Comparing ETFs that track the same index over the same time period allows you to analyse the tracking difference. Simply use the ETF’s charting tools to compare their overall returns over the greatest time period possible.

  • Trading Costs

When purchasing an ETF, order costs are incurred. These differ according to the broker.

ETFs are often purchased and traded on the stock exchange. In addition to order costs, the spread between the purchasing and selling prices must also be considered. The size of this spread is determined by the liquidity of the traded ETF.

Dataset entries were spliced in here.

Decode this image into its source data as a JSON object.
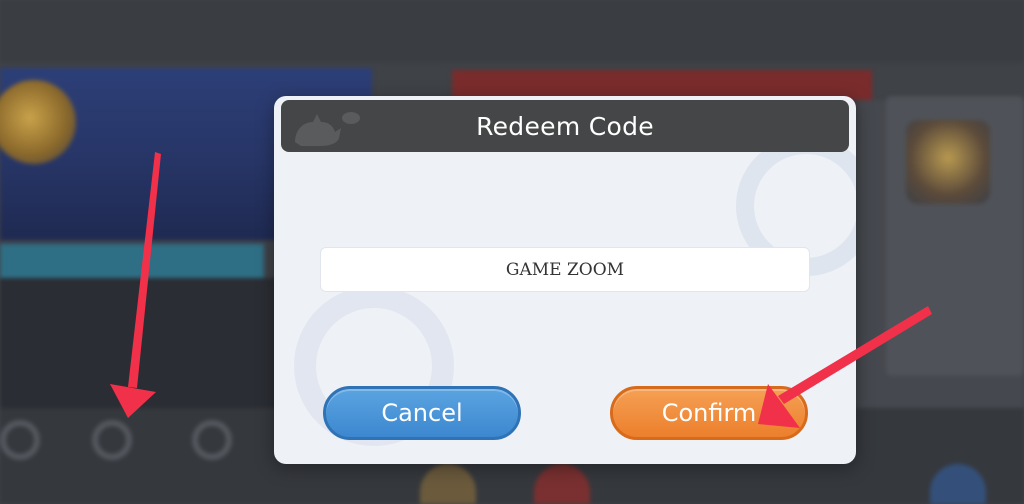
{
  "dialog": {
    "title": "Redeem Code",
    "code_value": "GAME ZOOM",
    "cancel_label": "Cancel",
    "confirm_label": "Confirm"
  },
  "colors": {
    "dialog_bg": "#eef1f6",
    "header_bg": "#454647",
    "cancel_button": "#3c87cf",
    "confirm_button": "#ec7f2c",
    "annotation_arrow": "#f1304a"
  },
  "icons": {
    "header_decoration": "cat-silhouette-icon",
    "annotations": [
      "arrow-down-annotation",
      "arrow-to-confirm-annotation"
    ]
  }
}
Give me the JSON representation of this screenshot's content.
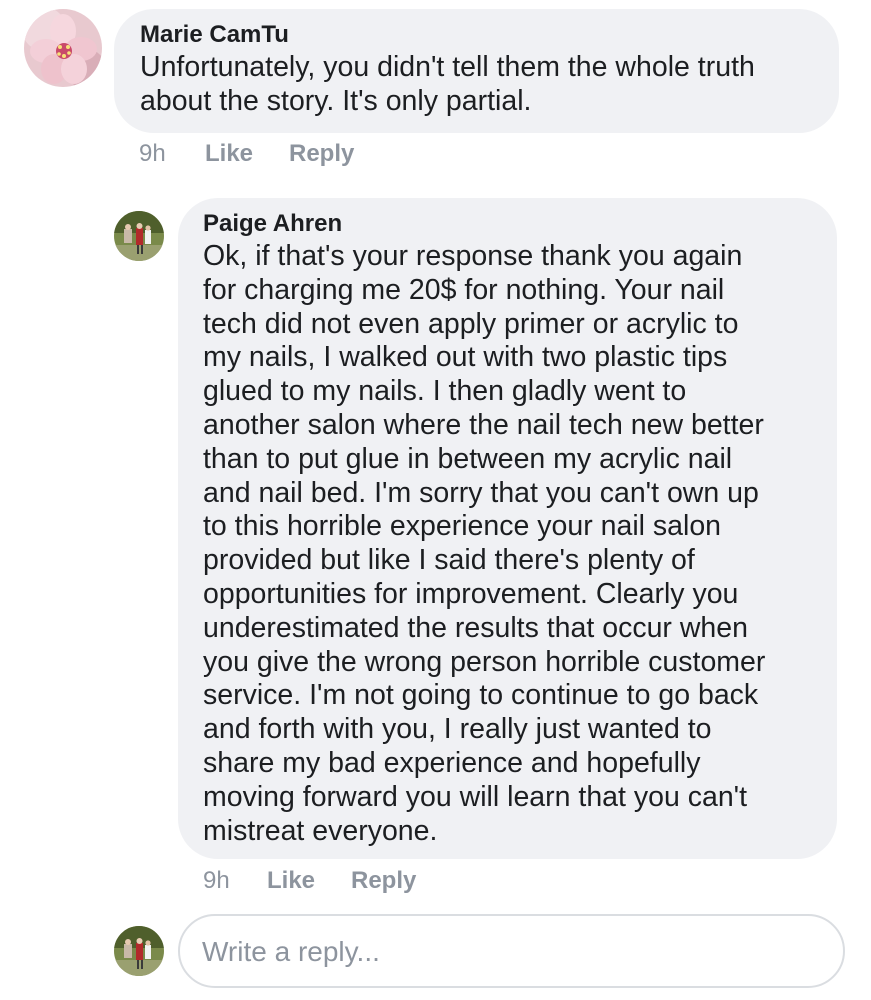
{
  "comments": [
    {
      "author": "Marie CamTu",
      "avatar_icon": "pink-flower-avatar",
      "lines": [
        "Unfortunately, you didn't tell them the whole truth",
        "about the story. It's only partial."
      ],
      "time": "9h",
      "like_label": "Like",
      "reply_label": "Reply"
    },
    {
      "author": "Paige Ahren",
      "avatar_icon": "outdoor-people-photo-avatar",
      "lines": [
        "Ok, if that's your response thank you again",
        "for charging me 20$ for nothing. Your nail",
        "tech did not even apply primer or acrylic to",
        "my nails, I walked out with two plastic tips",
        "glued to my nails. I then gladly went to",
        "another salon where the nail tech new better",
        "than to put glue in between my acrylic nail",
        "and nail bed. I'm sorry that you can't own up",
        "to this horrible experience your nail salon",
        "provided but like I said there's plenty of",
        "opportunities for improvement. Clearly you",
        "underestimated the results that occur when",
        "you give the wrong person horrible customer",
        "service. I'm not going to continue to go back",
        "and forth with you, I really just wanted to",
        "share my bad experience and hopefully",
        "moving forward you will learn that you can't",
        "mistreat everyone."
      ],
      "time": "9h",
      "like_label": "Like",
      "reply_label": "Reply"
    }
  ],
  "reply_input": {
    "placeholder": "Write a reply...",
    "value": ""
  },
  "colors": {
    "bubble": "#f0f1f4",
    "text": "#1c1e21",
    "meta": "#8d949e",
    "input_border": "#dadde1"
  }
}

The liquidity of an ETF relates to how easily it may be traded on the stock exchange. The more liquid an ETF is, the more probable it is that you can purchase and sell it quickly and cheaply. Because the underlying assets in broad market ETFs are routinely traded in enormous volumes, they are often quite liquid. For example, because the majority of shares traded on the UK stock exchange are very liquid, an ETF holding the same assets (e.g., FTSE 100 shares) may likewise be swapped quickly with a little price markup.

  • Tax Status

Always check that your ETFs are reporting funds. This allows you to avoid a big tax surprise later on. Unless they are reporting funds, offshore capital gains are subject to unfavorable income tax rates rather than more benign capital gains tax rates.

Conclusion

ETF screeners are tools that enable investors to search through all of the ETFs on the market for those that fulfill specified criteria. Filtering parameters for an ETF screener include cost ratios, market returns, business sizes, and sectors. It’s critical to figure out which criteria correspond to your investing objectives, financial goals, and risk tolerance. ETF screeners can be tailored for fresh or experienced investors.